Ich freue mich sehr auf meine erste offizielle Reise nach Kasachstan und Usbekistan. Bei meinen politischen Gesprächen werden Fragen der regionalen Sicherheit und neue Initiativen zur regionalen Zusammenarbeit, Mittelpunkt stehen, insbesondere im Hinblick auf Afghanistan. Auch die Konnektivitäts- und Zentralasienstrategie der Europäischen Union wird breiten Raum in den Gesprächen einnehmen. Zudem möchte ich mich über die von Präsident Mirsiyoyev in Usbekistan angestoßenen Reformprozesse informieren. Demokratie und Rechtsstaatlichkeit sind für die gesamte Region unumgänglich.
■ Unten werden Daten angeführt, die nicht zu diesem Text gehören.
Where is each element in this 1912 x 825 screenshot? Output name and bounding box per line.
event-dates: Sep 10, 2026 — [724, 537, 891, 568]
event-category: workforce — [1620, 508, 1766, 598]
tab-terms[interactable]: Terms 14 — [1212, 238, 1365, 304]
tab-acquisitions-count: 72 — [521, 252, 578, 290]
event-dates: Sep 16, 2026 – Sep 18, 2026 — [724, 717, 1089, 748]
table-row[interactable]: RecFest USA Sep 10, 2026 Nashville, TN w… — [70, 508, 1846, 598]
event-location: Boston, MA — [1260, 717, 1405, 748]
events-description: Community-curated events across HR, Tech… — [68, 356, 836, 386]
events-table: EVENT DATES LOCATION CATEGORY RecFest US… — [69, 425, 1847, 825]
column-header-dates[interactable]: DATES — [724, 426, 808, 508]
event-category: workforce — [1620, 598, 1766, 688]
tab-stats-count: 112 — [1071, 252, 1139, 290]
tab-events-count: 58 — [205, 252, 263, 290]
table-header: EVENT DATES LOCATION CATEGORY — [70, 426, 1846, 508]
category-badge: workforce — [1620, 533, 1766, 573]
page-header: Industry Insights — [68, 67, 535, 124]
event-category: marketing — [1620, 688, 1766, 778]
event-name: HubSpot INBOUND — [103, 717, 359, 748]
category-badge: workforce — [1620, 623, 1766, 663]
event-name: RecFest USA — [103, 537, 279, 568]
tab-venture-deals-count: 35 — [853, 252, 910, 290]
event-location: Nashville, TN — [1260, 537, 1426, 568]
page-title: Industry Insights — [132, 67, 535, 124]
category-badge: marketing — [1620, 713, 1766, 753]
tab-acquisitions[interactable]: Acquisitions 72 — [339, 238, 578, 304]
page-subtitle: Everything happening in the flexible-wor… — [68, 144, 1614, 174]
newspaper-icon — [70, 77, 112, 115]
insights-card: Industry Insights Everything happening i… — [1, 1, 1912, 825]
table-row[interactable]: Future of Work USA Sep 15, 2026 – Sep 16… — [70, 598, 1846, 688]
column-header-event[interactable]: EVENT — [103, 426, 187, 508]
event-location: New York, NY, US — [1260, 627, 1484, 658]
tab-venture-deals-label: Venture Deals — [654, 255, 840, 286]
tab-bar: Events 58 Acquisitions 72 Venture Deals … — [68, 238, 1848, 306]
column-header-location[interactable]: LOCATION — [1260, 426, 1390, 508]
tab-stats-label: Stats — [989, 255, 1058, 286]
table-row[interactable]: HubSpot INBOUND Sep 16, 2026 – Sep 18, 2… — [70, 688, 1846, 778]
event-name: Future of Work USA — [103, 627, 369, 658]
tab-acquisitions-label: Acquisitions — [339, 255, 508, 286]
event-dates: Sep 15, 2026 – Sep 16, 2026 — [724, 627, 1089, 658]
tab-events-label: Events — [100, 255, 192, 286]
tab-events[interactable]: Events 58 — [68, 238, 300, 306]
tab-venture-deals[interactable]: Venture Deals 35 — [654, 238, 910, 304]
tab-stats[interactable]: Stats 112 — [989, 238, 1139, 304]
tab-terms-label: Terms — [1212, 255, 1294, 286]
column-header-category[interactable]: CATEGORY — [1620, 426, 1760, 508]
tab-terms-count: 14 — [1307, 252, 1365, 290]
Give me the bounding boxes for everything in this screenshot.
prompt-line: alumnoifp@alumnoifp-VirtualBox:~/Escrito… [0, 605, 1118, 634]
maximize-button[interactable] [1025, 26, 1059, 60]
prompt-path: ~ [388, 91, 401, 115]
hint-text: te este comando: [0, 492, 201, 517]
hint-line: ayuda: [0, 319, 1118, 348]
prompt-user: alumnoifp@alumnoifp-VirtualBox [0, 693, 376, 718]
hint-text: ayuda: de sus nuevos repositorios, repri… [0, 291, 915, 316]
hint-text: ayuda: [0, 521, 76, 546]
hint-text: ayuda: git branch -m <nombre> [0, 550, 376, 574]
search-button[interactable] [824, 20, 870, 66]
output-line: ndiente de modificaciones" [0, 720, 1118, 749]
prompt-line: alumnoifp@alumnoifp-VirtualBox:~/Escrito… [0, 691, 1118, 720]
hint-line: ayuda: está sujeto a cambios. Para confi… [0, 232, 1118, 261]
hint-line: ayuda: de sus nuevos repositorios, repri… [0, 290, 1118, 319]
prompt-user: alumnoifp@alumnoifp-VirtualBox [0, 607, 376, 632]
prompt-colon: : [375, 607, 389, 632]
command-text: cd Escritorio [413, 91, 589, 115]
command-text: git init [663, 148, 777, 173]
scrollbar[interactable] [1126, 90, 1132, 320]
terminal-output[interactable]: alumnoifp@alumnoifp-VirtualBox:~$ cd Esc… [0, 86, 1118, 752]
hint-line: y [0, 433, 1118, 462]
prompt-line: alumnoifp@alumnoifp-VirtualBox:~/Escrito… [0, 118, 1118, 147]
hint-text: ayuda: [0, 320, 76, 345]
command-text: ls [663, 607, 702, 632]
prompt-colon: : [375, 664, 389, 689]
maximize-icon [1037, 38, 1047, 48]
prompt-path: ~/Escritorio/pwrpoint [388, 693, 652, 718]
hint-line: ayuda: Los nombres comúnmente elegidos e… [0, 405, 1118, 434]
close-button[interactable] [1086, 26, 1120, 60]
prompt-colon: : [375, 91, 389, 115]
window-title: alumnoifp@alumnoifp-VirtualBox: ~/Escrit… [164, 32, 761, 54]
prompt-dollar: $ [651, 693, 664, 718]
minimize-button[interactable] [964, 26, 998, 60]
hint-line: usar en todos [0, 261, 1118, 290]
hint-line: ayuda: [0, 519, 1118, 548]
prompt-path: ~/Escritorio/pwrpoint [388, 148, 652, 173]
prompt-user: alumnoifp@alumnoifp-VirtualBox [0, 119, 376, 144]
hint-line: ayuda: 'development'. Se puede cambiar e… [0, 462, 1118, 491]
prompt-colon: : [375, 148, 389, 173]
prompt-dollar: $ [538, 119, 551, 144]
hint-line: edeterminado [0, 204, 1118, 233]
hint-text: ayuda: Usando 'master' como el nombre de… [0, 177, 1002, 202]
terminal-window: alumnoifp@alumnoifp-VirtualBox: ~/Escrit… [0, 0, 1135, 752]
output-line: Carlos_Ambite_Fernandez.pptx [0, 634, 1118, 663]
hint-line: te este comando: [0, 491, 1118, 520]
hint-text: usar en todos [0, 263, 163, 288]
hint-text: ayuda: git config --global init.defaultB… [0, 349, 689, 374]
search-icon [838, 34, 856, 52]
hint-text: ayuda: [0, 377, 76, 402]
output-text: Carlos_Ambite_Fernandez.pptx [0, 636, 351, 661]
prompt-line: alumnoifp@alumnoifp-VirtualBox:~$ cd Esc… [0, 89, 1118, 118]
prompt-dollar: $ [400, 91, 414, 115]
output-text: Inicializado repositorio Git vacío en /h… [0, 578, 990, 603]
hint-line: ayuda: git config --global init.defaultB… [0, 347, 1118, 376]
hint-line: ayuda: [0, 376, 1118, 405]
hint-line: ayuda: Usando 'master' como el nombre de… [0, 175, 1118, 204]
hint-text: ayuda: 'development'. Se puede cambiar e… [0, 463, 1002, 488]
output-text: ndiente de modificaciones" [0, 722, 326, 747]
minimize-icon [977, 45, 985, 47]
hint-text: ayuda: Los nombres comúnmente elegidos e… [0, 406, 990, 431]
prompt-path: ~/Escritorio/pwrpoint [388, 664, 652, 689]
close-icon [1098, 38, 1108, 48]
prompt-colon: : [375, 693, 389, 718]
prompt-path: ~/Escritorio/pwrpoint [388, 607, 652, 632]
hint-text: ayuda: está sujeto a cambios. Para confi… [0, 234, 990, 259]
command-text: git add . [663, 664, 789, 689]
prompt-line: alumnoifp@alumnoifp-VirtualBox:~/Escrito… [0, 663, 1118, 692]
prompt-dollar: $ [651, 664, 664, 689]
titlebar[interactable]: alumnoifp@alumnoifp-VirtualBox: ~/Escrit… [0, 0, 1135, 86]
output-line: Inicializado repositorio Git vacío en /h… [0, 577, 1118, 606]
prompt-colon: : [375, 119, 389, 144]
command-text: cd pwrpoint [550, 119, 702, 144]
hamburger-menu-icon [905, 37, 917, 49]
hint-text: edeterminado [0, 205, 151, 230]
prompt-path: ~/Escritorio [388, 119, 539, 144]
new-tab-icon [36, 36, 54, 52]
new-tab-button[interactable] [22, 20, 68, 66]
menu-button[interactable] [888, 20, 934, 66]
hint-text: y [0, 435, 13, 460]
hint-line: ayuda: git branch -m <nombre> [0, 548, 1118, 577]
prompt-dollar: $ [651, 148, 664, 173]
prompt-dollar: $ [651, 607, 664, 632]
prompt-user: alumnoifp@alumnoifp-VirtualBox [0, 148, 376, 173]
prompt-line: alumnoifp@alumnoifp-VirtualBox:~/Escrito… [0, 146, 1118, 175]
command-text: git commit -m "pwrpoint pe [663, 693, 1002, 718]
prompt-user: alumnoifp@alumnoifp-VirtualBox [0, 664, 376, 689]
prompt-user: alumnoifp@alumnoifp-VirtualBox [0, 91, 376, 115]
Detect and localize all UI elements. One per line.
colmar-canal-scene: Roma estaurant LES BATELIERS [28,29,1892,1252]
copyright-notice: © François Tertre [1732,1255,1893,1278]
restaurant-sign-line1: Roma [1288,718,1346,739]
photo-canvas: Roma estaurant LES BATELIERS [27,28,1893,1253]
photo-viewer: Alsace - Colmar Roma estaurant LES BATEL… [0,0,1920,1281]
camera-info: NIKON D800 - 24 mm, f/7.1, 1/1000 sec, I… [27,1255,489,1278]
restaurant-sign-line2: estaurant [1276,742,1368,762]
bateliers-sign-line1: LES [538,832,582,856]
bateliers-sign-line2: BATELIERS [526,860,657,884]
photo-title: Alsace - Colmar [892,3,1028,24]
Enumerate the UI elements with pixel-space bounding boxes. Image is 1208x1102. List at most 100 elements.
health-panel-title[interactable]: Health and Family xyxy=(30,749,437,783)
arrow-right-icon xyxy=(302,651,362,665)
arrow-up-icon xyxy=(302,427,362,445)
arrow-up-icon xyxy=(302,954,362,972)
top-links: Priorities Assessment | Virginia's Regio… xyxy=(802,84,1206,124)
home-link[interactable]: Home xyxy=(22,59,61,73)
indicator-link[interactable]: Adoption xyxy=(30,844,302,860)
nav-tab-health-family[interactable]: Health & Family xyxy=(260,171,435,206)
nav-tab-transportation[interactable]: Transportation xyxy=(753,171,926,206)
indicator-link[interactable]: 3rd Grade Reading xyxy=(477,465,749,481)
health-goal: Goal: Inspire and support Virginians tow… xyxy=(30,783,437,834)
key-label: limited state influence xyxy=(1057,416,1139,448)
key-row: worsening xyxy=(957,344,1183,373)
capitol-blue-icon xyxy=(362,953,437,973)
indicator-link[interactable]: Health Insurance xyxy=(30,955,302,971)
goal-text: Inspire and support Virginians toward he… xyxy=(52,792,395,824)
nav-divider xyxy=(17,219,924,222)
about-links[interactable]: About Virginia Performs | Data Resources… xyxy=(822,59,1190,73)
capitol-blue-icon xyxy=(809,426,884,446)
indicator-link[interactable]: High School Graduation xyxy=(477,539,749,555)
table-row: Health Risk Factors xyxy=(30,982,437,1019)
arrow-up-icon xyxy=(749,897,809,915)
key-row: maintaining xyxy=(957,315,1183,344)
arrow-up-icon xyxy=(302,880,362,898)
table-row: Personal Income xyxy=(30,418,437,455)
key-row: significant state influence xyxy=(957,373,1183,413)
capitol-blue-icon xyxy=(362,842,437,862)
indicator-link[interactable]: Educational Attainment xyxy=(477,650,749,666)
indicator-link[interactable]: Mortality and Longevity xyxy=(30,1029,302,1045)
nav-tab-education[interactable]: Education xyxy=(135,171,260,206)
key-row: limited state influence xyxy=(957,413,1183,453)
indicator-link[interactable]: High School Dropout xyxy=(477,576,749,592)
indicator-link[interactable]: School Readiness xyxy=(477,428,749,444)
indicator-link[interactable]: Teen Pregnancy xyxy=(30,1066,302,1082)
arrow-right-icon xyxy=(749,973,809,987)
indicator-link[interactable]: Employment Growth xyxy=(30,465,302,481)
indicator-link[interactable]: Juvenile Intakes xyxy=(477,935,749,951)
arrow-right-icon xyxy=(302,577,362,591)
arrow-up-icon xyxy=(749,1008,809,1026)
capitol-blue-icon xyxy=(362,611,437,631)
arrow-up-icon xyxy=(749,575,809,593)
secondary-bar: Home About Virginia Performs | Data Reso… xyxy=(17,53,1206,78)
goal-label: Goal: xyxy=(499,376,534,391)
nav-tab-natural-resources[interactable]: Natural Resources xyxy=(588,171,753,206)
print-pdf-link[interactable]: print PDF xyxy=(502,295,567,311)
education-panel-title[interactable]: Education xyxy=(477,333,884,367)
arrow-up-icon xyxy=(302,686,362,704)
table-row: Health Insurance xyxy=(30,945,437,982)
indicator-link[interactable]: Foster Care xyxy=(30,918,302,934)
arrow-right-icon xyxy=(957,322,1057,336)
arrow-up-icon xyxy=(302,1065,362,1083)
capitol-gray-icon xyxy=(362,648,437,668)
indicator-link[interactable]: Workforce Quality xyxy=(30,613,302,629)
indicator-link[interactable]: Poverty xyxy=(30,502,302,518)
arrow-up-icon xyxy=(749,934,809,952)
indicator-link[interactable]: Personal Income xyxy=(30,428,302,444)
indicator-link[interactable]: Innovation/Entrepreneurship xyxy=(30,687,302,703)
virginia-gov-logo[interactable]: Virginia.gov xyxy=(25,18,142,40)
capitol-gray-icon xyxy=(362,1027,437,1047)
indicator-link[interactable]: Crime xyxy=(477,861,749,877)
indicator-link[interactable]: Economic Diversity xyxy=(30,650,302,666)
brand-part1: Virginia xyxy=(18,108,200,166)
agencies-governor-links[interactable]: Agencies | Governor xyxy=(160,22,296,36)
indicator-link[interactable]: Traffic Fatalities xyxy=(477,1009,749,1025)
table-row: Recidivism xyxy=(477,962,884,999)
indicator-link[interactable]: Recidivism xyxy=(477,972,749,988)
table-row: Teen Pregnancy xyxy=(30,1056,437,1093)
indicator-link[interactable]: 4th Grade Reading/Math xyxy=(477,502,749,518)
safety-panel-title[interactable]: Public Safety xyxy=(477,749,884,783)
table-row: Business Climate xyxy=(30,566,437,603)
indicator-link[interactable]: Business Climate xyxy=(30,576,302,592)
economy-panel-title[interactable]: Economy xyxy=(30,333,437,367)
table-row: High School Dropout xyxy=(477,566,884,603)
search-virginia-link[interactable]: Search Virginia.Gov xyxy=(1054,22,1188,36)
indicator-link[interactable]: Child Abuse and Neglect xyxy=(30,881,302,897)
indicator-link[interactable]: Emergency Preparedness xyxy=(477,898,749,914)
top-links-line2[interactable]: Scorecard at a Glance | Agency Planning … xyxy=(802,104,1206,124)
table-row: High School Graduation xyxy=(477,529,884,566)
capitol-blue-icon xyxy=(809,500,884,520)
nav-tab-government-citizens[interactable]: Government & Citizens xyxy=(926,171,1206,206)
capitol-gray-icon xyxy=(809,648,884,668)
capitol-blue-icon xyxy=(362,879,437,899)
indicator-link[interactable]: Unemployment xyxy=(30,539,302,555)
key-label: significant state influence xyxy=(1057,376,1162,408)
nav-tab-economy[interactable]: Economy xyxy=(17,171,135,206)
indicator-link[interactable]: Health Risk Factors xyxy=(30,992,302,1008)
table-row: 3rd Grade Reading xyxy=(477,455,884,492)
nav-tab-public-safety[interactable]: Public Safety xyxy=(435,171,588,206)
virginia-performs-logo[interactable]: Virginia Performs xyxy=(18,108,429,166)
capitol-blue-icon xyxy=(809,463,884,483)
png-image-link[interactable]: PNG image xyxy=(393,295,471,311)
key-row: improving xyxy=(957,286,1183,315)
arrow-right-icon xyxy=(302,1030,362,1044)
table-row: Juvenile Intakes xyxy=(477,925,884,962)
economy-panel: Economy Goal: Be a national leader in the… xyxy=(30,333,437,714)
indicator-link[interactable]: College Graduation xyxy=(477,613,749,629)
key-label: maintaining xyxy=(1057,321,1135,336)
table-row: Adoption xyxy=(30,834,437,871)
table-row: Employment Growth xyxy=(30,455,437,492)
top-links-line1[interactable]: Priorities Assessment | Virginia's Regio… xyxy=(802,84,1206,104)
Deshalb werde ich mich natürlich in beiden Ländern mit Vertreterinnen und Vertretern der Zivilgesellschaft treffen.


Hintergrund:

Deutschland fühlt sich der Region Zentralasien seit langem verbunden und war eines der ersten Länder, das mit den fünf zentralasiatischen Ländern Kasachstan, Kirgisistan, Tadschikistan, Turkmenistan und Usbekistan diplomatische Beziehungen aufgenommen hat.

Unter deutscher EU-Ratspräsidentschaft wurde im Jahr 2007 die Zentralasienstrategie der Europäischen Union angenommen, in der bereits vor mehr als zehn Jahren erstmals politische Leitlinien für unser Engagement in der Region entwickelt wurden. Am 19. September 2018 veröffentlicht die Europäische Union eine Gemeinsame Mitteilung für eine künftige EU-Asien Konnektivitätsstrategie.

Im Frühjahr 2018 hat eine 70 köpfige Wirtschaftsdelegation aus Deutschland zuletzt Usbekistan besucht.